Clemens Schmale – Finanzmarktanalyst: Arbeitslosigkeit und Unterbeschäftigung in der Eurozone »Gut, dass die Menschen diese Daten nicht kennen!

Die Fakten; Offizielle Arbeitslosenrate liegt bei 9,5 %,  aber nimmt man die Arbeitslosigkeit und Unterbeschäftigung betreffen die Berechnungen der EZB 18 %“ Somit ist fast jeder fünfte un- oder unterbeschäftigt.

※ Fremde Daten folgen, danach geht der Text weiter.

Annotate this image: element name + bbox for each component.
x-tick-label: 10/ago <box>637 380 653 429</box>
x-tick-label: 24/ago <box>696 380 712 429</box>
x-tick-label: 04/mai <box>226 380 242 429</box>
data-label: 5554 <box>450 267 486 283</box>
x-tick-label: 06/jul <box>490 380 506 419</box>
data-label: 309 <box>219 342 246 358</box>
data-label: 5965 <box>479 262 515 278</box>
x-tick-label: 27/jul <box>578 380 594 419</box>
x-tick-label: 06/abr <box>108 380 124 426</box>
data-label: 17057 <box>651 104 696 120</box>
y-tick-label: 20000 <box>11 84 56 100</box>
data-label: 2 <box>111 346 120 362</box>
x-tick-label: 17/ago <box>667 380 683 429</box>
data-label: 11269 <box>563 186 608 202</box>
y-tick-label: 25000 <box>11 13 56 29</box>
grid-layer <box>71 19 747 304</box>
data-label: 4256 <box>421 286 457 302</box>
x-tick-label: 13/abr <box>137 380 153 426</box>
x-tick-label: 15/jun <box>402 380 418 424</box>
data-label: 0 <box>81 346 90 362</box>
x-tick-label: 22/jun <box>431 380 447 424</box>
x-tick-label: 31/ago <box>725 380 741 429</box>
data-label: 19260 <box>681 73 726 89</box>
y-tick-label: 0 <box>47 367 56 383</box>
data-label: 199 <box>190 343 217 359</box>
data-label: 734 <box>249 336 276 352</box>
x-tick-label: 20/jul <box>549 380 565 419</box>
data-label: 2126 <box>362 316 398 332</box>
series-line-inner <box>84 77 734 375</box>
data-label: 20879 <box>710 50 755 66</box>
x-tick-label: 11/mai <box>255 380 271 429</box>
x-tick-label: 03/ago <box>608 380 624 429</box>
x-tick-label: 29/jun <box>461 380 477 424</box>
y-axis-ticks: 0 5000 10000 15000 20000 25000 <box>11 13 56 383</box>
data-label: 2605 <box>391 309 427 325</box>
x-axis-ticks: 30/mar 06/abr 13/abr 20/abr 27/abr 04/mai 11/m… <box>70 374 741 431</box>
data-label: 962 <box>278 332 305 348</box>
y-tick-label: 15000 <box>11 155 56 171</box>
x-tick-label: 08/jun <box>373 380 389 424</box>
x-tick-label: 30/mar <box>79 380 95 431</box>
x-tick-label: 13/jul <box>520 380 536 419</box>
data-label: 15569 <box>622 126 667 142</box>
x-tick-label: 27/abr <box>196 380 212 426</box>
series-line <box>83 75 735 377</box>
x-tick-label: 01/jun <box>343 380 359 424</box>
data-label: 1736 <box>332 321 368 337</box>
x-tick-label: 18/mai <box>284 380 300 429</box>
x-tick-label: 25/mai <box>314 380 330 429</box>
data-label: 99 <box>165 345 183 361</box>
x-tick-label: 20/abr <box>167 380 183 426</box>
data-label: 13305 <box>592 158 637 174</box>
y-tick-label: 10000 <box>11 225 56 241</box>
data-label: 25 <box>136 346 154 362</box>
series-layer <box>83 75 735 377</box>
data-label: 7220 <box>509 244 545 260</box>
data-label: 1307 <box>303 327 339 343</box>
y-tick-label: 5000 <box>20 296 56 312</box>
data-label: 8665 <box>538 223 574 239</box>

Anteil der Unterbeschäftigung an der Gesamtbeschäftigung hat sich von 2004 ( 7 % ) auf nun 10,5 % deutlich erhöht und nimmt man hier einfach die Zahlen der EZB von Arbeitsuchenden Menschen liegt die Arbeitslosenquote sogar bei 22 %. In Wirklichkeit sollen sie aber noch schlimmer sein, wieso erklärt der Artikel.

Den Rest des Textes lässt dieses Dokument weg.